The term association means, with respect to health insurance coverage offered in a State, an association which—

(A)

has been actively in existence for at least 5 years;

(B)

has been formed and maintained in good faith for purposes other than obtaining insurance;

(C)

does not condition membership in the association on any health status-related factor relating to an individual (including an employee of an employer or a dependent of an employee); and

(D)

does not make health insurance coverage offered through the association available other than in connection with a member of the association.

(2)

Dependent

The term dependent, as applied to health insurance coverage offered by a health insurance issuer licensed (or otherwise regulated) in a State, shall have the meaning applied to such term with respect to such coverage under the laws of the State relating to such coverage and such an issuer.
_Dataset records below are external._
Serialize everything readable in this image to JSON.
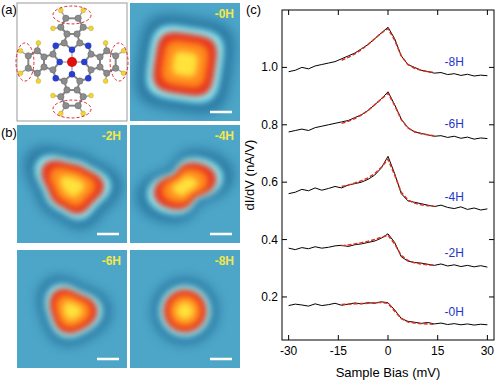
{
  "figure": {
    "panel_labels": [
      "(a)",
      "(b)",
      "(c)"
    ],
    "images": [
      "-0H",
      "-2H",
      "-4H",
      "-6H",
      "-8H"
    ]
  },
  "chart_data": {
    "type": "line",
    "x_label": "Sample Bias (mV)",
    "y_label": "dI/dV (nA/V)",
    "x": [
      -30,
      -28,
      -26,
      -24,
      -22,
      -20,
      -18,
      -16,
      -14,
      -12,
      -10,
      -8,
      -6,
      -4,
      -2,
      0,
      2,
      4,
      6,
      8,
      10,
      12,
      14,
      16,
      18,
      20,
      22,
      24,
      26,
      28,
      30
    ],
    "xlim": [
      -32,
      32
    ],
    "xticks": [
      -30,
      -15,
      0,
      15,
      30
    ],
    "ylim": [
      0.05,
      1.2
    ],
    "yticks": [
      0.2,
      0.4,
      0.6,
      0.8,
      {
        "value": 1,
        "label": "1.0"
      }
    ],
    "series": [
      {
        "name": "-0H",
        "color": "#000000",
        "line_style": "solid",
        "values": [
          0.17,
          0.175,
          0.172,
          0.168,
          0.176,
          0.17,
          0.173,
          0.178,
          0.171,
          0.175,
          0.179,
          0.176,
          0.18,
          0.178,
          0.183,
          0.18,
          0.155,
          0.125,
          0.115,
          0.112,
          0.108,
          0.111,
          0.106,
          0.109,
          0.104,
          0.107,
          0.103,
          0.106,
          0.102,
          0.105,
          0.103
        ]
      },
      {
        "color": "#e0301e",
        "line_style": "dashed",
        "values": [
          null,
          null,
          null,
          null,
          null,
          null,
          null,
          null,
          0.174,
          0.175,
          0.176,
          0.177,
          0.178,
          0.18,
          0.181,
          0.178,
          0.15,
          0.125,
          0.113,
          0.109,
          0.107,
          0.106,
          0.105,
          null,
          null,
          null,
          null,
          null,
          null,
          null,
          null
        ]
      },
      {
        "name": "-2H",
        "color": "#000000",
        "line_style": "solid",
        "values": [
          0.37,
          0.365,
          0.372,
          0.368,
          0.375,
          0.37,
          0.373,
          0.378,
          0.38,
          0.376,
          0.382,
          0.385,
          0.39,
          0.395,
          0.405,
          0.42,
          0.39,
          0.34,
          0.325,
          0.32,
          0.318,
          0.314,
          0.31,
          0.315,
          0.308,
          0.312,
          0.306,
          0.31,
          0.305,
          0.309,
          0.304
        ]
      },
      {
        "color": "#e0301e",
        "line_style": "dashed",
        "values": [
          null,
          null,
          null,
          null,
          null,
          null,
          null,
          null,
          0.378,
          0.381,
          0.385,
          0.389,
          0.394,
          0.4,
          0.408,
          0.415,
          0.385,
          0.345,
          0.327,
          0.319,
          0.315,
          0.312,
          0.311,
          null,
          null,
          null,
          null,
          null,
          null,
          null,
          null
        ]
      },
      {
        "name": "-4H",
        "color": "#000000",
        "line_style": "solid",
        "values": [
          0.56,
          0.565,
          0.575,
          0.57,
          0.58,
          0.572,
          0.578,
          0.585,
          0.58,
          0.59,
          0.595,
          0.6,
          0.61,
          0.625,
          0.65,
          0.69,
          0.63,
          0.56,
          0.535,
          0.53,
          0.525,
          0.52,
          0.515,
          0.52,
          0.512,
          0.508,
          0.514,
          0.505,
          0.51,
          0.503,
          0.507
        ]
      },
      {
        "color": "#e0301e",
        "line_style": "dashed",
        "values": [
          null,
          null,
          null,
          null,
          null,
          null,
          null,
          null,
          0.585,
          0.59,
          0.597,
          0.605,
          0.615,
          0.63,
          0.652,
          0.68,
          0.625,
          0.565,
          0.538,
          0.527,
          0.521,
          0.518,
          0.516,
          null,
          null,
          null,
          null,
          null,
          null,
          null,
          null
        ]
      },
      {
        "name": "-6H",
        "color": "#000000",
        "line_style": "solid",
        "values": [
          0.775,
          0.78,
          0.785,
          0.78,
          0.79,
          0.795,
          0.8,
          0.805,
          0.81,
          0.815,
          0.825,
          0.835,
          0.85,
          0.87,
          0.89,
          0.915,
          0.87,
          0.82,
          0.79,
          0.775,
          0.77,
          0.765,
          0.76,
          0.762,
          0.756,
          0.76,
          0.753,
          0.757,
          0.75,
          0.754,
          0.752
        ]
      },
      {
        "color": "#e0301e",
        "line_style": "dashed",
        "values": [
          null,
          null,
          null,
          null,
          null,
          null,
          null,
          null,
          0.805,
          0.812,
          0.822,
          0.834,
          0.85,
          0.87,
          0.89,
          0.91,
          0.868,
          0.818,
          0.789,
          0.776,
          0.769,
          0.765,
          0.762,
          null,
          null,
          null,
          null,
          null,
          null,
          null,
          null
        ]
      },
      {
        "name": "-8H",
        "color": "#000000",
        "line_style": "solid",
        "values": [
          0.985,
          0.99,
          1.0,
          0.995,
          1.005,
          1.01,
          1.015,
          1.02,
          1.03,
          1.04,
          1.05,
          1.065,
          1.08,
          1.1,
          1.12,
          1.14,
          1.1,
          1.04,
          1.01,
          1.0,
          0.99,
          0.985,
          0.98,
          0.982,
          0.975,
          0.978,
          0.972,
          0.976,
          0.97,
          0.973,
          0.971
        ]
      },
      {
        "color": "#e0301e",
        "line_style": "dashed",
        "values": [
          null,
          null,
          null,
          null,
          null,
          null,
          null,
          null,
          1.025,
          1.035,
          1.047,
          1.062,
          1.08,
          1.1,
          1.12,
          1.135,
          1.095,
          1.04,
          1.01,
          0.997,
          0.99,
          0.985,
          0.982,
          null,
          null,
          null,
          null,
          null,
          null,
          null,
          null
        ]
      }
    ]
  }
}
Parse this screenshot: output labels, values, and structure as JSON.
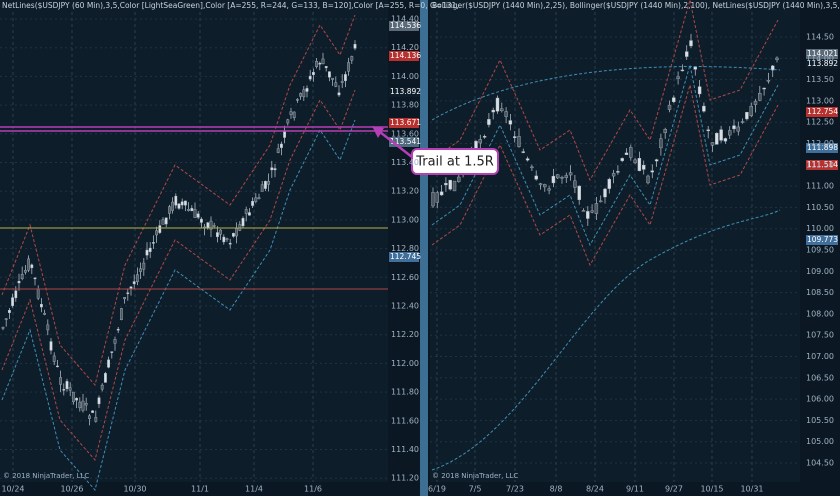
{
  "left_chart": {
    "header": "NetLines($USDJPY (60 Min),3,5,Color [LightSeaGreen],Color [A=255, R=244, G=133, B=120],Color [A=255, R=0, G=131,",
    "axis_labels": [
      "114.40",
      "114.20",
      "114.00",
      "113.80",
      "113.60",
      "113.40",
      "113.20",
      "113.00",
      "112.80",
      "112.60",
      "112.40",
      "112.20",
      "112.00",
      "111.80",
      "111.60",
      "111.40",
      "111.20"
    ],
    "price_boxes": [
      "114.536",
      "114.136",
      "113.892",
      "113.671",
      "113.541",
      "112.745"
    ],
    "dates": [
      "10/24",
      "10/26",
      "10/30",
      "11/1",
      "11/4",
      "11/6"
    ],
    "copyright": "© 2018 NinjaTrader, LLC"
  },
  "right_chart": {
    "header": "Bollinger($USDJPY (1440 Min),2,25), Bollinger($USDJPY (1440 Min),2,100), NetLines($USDJPY (1440 Min),3,5,Color",
    "axis_labels": [
      "114.50",
      "114.00",
      "113.50",
      "113.00",
      "112.50",
      "112.00",
      "111.50",
      "111.00",
      "110.50",
      "110.00",
      "109.50",
      "109.00",
      "108.50",
      "108.00",
      "107.50",
      "107.00",
      "106.50",
      "106.00",
      "105.50",
      "105.00",
      "104.50"
    ],
    "price_boxes": [
      "114.021",
      "113.892",
      "112.754",
      "111.898",
      "111.514",
      "109.773"
    ],
    "dates": [
      "6/19",
      "7/5",
      "7/23",
      "8/8",
      "8/24",
      "9/11",
      "9/27",
      "10/15",
      "10/31"
    ],
    "copyright": "© 2018 NinjaTrader, LLC"
  },
  "callout": "Trail at 1.5R"
}
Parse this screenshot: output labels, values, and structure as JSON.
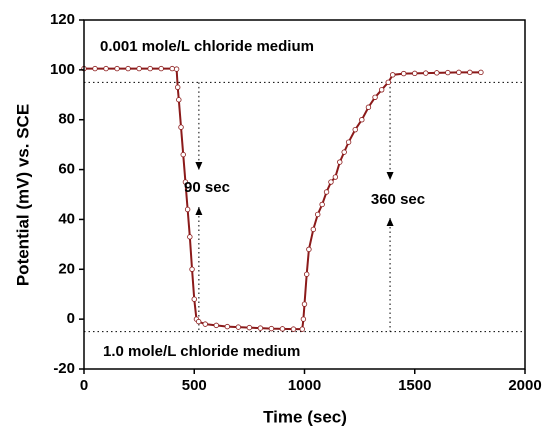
{
  "chart_data": {
    "type": "scatter",
    "x_label": "Time (sec)",
    "y_label": "Potential (mV) vs. SCE",
    "xlim": [
      0,
      2000
    ],
    "xticks": [
      0,
      500,
      1000,
      1500,
      2000
    ],
    "ylim": [
      -20,
      120
    ],
    "yticks": [
      -20,
      0,
      20,
      40,
      60,
      80,
      100,
      120
    ],
    "series": [
      {
        "color": "#8b1a1a",
        "x": [
          0,
          50,
          100,
          150,
          200,
          250,
          300,
          350,
          400,
          420,
          425,
          430,
          440,
          450,
          460,
          470,
          480,
          490,
          500,
          510,
          520,
          550,
          600,
          650,
          700,
          750,
          800,
          850,
          900,
          950,
          990,
          995,
          1000,
          1010,
          1020,
          1040,
          1060,
          1080,
          1100,
          1120,
          1140,
          1160,
          1180,
          1200,
          1230,
          1260,
          1290,
          1320,
          1350,
          1380,
          1400,
          1450,
          1500,
          1550,
          1600,
          1650,
          1700,
          1750,
          1800
        ],
        "values": [
          100.5,
          100.5,
          100.5,
          100.5,
          100.5,
          100.5,
          100.5,
          100.5,
          100.5,
          100.3,
          93,
          88,
          77,
          66,
          55,
          44,
          33,
          20,
          8,
          0,
          -1,
          -2,
          -2.5,
          -3,
          -3.2,
          -3.4,
          -3.6,
          -3.8,
          -3.9,
          -4,
          -4,
          0,
          6,
          18,
          28,
          36,
          42,
          46,
          51,
          55,
          57,
          63,
          67,
          71,
          76,
          80,
          85,
          89,
          92,
          95,
          98,
          98.5,
          98.6,
          98.7,
          98.8,
          98.9,
          99,
          99,
          99
        ]
      }
    ],
    "reference_lines": {
      "y": [
        95,
        -5
      ],
      "x": [
        521,
        1388
      ]
    },
    "annotations": [
      "0.001 mole/L chloride medium",
      "1.0 mole/L chloride medium",
      "90 sec",
      "360 sec"
    ]
  }
}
Such term may include the spouse and children of the individual involved.

(3)

Health benefits coverage

The term health benefits coverage has the meaning given the term health insurance coverage in section 2791(b)(1).

(4)

Health insurance issuer

The term health insurance issuer has the meaning given such term in section 2791(b)(2).

(5)

Health status-related factor

The term health status-related factor has the meaning given such term in section 2791(d)(9).

(6)

IMA; individual membership association

The terms IMA and individual membership association are defined in section 3101(a).

(7)

Member

The term member means, with respect to an IMA, an individual who is a member of the association to which the IMA is offering coverage.

.

III

Federal matching funding for State insurance expenditures

301.

Federal matching funding for StatFederal matching funding for State insurance expenditurese insurance expenditures

(a)

In General

Subject to the succeeding provisions of this section, each State shall receive from the Secretary of Health and Human Services an amount equal to 50 percent of the funds expended by the State in providing for the use, in connection with providing health benefits coverage, of a high-risk pool, a reinsurance pool, or other risk-adjustment mechanism used for the purpose of subsidizing the purchase of private health insurance.

(b)

Funding limitation

A State shall not receive under this section for a fiscal year more than a total of 50 cents multiplied by the average number of residents (as estimated by the Secretary) in the State in the fiscal year.

(c)

Administration

The Secretary of Health and Human Services shall provide for the administration of this section and may establish such terms and conditions, including the requirement of an application, as may be appropriate to carry out this section.

(d)

Construction

Nothing in this section shall be construed as requiring a State to operate a reinsurance pool (or other risk-adjustment mechanism) under this section or as preventing a State from operating such a pool or mechanism through one or more private entities.

(e)

High-risk pool

For purposes of this section, the term high-risk pool means any qualified high risk pool (as defined in section 2744(c)(2) of the Public Health Service Act).

(f)

Reinsurance pool or other risk-adjustment mechanism defined

For purposes of this section, the term reinsurance pool or other risk-adjustment mechanism means any State-based risk spreading mechanism to subsidize the purchase of private health insurance for the high-risk population.

(g)

High-risk population

For purposes of this section, the term high-risk population means—

(1)

individuals who, by reason of the existence or history of a medical condition, are able to acquire health coverage only at rates which are at least 150 percent of the standard risk rates for such coverage, and

(2)

individuals who are provided health coverage by a high-risk pool.

(h)

State defined

For purposes of this section, the term State includes the District of Columbia, Puerto Rico, the Virgin Islands, Guam, American Samoa, and the Northern Mariana Islands.